BRCA1は乳がんや卵巣がんだけではなく、心筋梗塞後の細胞死からも心筋細胞を守る

BRCA1 is an essential regulator of heart function and survival following myocardial infarction
以下は、論文要約の抜粋です。


がん抑制遺伝子のBRCA1は、家族性乳がんと卵巣がんの一部で変異していることが知られているが、他組織のDNA損傷における役割は不明である。本研究では、心臓の機能と生存における守護神というBRCA1の新しい役割を明らかにした。

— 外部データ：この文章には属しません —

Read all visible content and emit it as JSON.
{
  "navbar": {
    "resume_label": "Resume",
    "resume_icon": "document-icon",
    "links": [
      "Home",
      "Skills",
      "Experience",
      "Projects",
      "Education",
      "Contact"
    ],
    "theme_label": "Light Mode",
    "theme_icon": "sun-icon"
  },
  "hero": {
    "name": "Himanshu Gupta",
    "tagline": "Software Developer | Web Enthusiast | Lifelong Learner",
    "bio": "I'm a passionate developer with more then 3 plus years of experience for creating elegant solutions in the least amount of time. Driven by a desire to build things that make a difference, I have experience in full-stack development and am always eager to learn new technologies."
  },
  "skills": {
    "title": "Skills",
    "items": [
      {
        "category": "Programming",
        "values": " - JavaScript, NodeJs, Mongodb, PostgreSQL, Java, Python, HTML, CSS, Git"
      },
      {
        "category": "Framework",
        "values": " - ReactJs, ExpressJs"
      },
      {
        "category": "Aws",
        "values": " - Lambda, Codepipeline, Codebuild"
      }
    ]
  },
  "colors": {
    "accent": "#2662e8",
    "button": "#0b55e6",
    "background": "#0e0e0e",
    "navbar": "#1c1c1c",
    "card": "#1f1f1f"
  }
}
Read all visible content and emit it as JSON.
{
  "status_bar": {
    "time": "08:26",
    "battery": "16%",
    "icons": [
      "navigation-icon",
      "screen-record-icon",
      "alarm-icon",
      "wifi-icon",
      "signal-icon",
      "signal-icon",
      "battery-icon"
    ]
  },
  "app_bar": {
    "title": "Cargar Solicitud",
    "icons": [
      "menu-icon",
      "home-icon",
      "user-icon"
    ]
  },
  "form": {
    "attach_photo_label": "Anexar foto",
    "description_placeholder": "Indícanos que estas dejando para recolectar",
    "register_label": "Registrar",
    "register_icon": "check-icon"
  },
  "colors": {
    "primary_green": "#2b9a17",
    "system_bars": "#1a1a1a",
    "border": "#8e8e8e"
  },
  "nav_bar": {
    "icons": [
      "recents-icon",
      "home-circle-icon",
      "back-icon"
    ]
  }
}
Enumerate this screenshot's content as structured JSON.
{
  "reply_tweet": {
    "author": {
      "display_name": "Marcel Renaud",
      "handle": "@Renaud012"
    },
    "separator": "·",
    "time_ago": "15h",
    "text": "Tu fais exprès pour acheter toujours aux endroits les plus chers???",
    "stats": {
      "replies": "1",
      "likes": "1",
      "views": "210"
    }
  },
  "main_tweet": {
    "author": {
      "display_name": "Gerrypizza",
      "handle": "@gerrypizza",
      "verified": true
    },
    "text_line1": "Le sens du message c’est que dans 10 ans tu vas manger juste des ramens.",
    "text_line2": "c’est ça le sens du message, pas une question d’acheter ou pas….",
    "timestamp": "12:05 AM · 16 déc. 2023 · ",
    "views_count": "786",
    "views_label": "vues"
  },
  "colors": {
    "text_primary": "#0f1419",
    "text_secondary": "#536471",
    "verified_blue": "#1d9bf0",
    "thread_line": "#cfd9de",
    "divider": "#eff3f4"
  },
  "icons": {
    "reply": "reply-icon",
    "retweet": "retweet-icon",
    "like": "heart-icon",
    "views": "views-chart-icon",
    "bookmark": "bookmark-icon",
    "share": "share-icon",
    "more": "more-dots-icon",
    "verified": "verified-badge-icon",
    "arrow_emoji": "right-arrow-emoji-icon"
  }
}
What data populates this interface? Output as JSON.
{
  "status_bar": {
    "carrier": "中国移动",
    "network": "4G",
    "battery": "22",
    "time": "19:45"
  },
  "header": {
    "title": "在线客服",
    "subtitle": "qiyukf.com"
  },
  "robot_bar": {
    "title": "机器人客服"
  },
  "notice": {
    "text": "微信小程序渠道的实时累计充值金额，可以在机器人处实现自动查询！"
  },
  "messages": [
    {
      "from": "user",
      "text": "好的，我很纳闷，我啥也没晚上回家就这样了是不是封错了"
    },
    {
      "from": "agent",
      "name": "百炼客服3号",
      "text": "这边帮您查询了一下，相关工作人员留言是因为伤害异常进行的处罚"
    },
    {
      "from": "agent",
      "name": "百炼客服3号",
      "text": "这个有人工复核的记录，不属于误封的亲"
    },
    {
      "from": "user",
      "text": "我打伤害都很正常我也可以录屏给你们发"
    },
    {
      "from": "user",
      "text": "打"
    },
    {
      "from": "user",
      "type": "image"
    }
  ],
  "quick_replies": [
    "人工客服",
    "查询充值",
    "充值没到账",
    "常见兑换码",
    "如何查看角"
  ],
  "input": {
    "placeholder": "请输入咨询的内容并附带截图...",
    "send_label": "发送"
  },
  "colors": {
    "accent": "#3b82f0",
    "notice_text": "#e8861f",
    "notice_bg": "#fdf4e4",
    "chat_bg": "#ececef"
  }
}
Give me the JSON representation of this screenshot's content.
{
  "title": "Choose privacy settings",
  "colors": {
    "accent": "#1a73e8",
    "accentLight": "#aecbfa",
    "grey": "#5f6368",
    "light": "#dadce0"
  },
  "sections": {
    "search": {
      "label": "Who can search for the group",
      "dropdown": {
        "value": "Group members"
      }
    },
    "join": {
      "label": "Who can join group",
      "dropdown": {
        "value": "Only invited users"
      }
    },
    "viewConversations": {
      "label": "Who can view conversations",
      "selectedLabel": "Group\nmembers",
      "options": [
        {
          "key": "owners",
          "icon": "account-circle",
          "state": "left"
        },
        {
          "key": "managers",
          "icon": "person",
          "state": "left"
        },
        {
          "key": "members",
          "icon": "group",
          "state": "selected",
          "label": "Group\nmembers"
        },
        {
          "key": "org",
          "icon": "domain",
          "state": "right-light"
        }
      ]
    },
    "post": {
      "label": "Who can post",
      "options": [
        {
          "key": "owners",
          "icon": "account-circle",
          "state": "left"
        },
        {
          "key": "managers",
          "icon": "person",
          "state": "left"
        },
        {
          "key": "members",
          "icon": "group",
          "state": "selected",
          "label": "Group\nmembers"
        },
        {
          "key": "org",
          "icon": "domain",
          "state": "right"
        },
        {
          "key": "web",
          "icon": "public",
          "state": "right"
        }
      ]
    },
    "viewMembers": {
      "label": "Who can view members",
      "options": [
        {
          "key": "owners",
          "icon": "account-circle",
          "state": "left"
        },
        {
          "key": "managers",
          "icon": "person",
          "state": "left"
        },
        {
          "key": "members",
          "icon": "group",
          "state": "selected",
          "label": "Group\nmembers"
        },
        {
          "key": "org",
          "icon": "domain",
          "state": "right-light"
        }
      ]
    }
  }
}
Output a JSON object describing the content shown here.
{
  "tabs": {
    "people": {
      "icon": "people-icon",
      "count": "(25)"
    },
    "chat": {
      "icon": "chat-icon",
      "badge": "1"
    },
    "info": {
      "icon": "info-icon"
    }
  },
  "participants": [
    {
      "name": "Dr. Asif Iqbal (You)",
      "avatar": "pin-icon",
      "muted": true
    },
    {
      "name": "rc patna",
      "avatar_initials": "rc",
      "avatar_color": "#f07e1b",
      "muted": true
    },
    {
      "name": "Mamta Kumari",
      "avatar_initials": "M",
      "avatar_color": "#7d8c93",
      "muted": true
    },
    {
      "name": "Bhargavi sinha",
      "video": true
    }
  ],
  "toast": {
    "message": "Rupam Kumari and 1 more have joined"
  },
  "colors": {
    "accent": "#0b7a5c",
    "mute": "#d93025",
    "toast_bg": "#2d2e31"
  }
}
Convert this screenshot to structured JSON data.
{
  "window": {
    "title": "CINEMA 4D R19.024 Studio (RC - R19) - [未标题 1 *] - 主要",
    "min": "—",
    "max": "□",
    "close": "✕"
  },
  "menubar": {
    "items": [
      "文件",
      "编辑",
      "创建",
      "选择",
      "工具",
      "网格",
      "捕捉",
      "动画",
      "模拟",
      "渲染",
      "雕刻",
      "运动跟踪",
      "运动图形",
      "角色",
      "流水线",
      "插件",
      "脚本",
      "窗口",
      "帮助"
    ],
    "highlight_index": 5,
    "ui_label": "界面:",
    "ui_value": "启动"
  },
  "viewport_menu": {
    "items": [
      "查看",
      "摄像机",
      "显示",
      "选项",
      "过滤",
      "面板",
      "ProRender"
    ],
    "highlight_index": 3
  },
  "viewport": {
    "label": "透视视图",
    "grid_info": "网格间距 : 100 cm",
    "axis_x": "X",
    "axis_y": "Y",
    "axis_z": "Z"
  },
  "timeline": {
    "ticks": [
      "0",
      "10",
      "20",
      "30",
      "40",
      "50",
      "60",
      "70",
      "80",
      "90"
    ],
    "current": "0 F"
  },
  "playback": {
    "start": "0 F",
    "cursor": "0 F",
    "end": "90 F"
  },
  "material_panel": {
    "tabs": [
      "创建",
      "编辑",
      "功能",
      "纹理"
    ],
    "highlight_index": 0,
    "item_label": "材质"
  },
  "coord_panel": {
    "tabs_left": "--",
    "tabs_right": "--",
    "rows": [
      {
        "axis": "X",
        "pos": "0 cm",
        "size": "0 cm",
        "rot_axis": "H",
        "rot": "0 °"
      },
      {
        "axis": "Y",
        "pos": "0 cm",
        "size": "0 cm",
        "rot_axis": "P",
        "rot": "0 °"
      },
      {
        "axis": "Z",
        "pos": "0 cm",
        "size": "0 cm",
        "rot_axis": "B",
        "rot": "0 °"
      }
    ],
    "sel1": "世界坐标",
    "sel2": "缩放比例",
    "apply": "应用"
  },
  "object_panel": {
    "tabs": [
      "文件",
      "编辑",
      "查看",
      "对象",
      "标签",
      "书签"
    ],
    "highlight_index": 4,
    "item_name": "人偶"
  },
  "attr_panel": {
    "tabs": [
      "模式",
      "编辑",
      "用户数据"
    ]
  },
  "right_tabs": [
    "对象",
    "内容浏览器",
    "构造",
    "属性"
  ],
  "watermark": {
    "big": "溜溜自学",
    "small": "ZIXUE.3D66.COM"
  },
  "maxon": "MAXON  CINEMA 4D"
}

BRCA1のノックアウトマウスでは、虚血あるいは遺伝毒性のある化学療法薬によって、有害な心臓リモデリング、心室機能の低下、高い死亡率などが認められた。

心筋細胞におけるBRCA1のノックアウトは、DNA2本鎖切断修復能の低下とp53を介するアポトーシス促進シグナルの活性化をひきおこし、心筋細胞のアポトーシスを増加させた。一方、p53遺伝子をノックアウトすると、このようなBRCA1欠損マウスの心不全症状を改善した。

ヒトの心臓においても、虚血によってDNAの2本鎖切断が誘導され、BRCA1発現が増加した。これらの結果は、心筋細胞をDNA損傷、アポトーシス、心不全などから守るというBRCA1の新しい機能を示すものである。さらに、BRCA1変異を持つ患者は、乳がんや卵巣がんのリスクだけではなく、これまで知られていなかった心不全のリスクも有することを示唆している。


BRCA1は、遺伝性乳がん患者の50%程度に変異が認められ、変異を持つ女性は生涯において乳がんを発症する確立が50-85%、卵巣がんを発症する確立が12-60%だと報告されています。

BRCA1は様々な細胞プロセスで働いていますが、DNA修復における役割が特に良く知られています。これは、BRCA1がRAD51というDNAの2本鎖切断を修復する酵素を活性化するためと考えられています。BRCA1変異により、DNA修復機能が低下して遺伝子の病気であるがんが生じやすくなるのは理解しやすいと思います。

著者らは、虚血で生じるDNAの2本鎖切断やそれに引き続くアポトーシスが、心不全の発生に重要だとして、これがBRCA1ノックアウトマウスで心不全がおこり易い理由だとしています。根拠の一つとして、統計的にBRCA1変異のある患者は非がん死も多いということなどもあげていますが、著者の論理には少し無理があるように思います。虚血でDNA切断やアポトーシスがおこることは事実だとしても、心筋梗塞後の心不全における重要性は、まだ今後の問題だと思います。

昔からドキソルビシン(アドリアマイシン)の重要な副作用として、心臓毒性が良く知られています。この論文の主張が本当なら、BRCA1に変異のあるがん患者は、アントラサイクリン系化学療法薬の使用に伴う心不全のリスクが他の患者より高い可能性があります。臨床データの検証が必要だと思います。